Transitioning To A New Med
What do you see when you look a this photo?
A boy. Alive. Happy, thrilled maybe. Engaging. Social. A boy watching and waiting to explore the world, curious of what might be around the next corner. What will it be…what will he see…what will he learn…how much will he laugh? A boy enthusiastically chewing his gum if only to stop to give a “Cheese” for his mom?
I see this too. My beautiful, beautiful boy. So full of strength and wonder. My boy who has enlightened me so. Only, I also see something else.
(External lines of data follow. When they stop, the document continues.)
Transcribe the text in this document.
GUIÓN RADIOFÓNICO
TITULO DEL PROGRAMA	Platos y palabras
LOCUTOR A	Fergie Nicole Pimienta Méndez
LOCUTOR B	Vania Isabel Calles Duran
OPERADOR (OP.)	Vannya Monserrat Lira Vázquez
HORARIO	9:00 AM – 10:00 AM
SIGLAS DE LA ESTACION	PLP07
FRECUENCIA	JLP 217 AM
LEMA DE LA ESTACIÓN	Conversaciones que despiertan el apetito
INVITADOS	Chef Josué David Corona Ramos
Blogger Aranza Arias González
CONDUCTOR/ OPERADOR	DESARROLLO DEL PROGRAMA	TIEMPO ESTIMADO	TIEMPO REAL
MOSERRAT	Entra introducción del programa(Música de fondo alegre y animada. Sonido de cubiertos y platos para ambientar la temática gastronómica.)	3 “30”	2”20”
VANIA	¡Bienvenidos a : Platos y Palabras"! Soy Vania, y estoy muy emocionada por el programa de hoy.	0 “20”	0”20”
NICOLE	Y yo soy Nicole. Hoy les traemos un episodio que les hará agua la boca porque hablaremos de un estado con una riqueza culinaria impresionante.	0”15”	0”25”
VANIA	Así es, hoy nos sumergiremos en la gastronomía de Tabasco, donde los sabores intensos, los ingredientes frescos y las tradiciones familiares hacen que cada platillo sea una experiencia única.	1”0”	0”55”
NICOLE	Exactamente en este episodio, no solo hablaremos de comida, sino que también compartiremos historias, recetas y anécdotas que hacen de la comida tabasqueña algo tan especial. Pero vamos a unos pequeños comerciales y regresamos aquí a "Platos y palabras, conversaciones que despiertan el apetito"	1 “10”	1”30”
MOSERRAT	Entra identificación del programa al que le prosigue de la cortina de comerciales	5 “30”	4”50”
I see the promise of the boy that would have been, almost was, might still be….that will slip away – has already started to slip away – into a medicated, drunken stupor and be lost more than he already is, for at least the next three months.
Med Change.
The dreaded time of transition from the cocktail of medications that once held hope for a new day of a seizure free (or whatever it is you’re treating) brain to another concoction holding new hope peppered with the reality of the past transitions, past med changes.
And on. And on. And on.
You’d think there will be a time when the ending is happy. A time when the magic combination, the magic medication, therapy or breakthrough might find it’s way to your doorstep, into his body, to quiet what ails and allow the beautiful boy you see here to bask in the sunlight of his life – and know he’s doing so.
For now, we’re freeing the sail into the next transition. For now, I’ll be happy if I can find the light that we see in his eyes here, in another picture any time soon.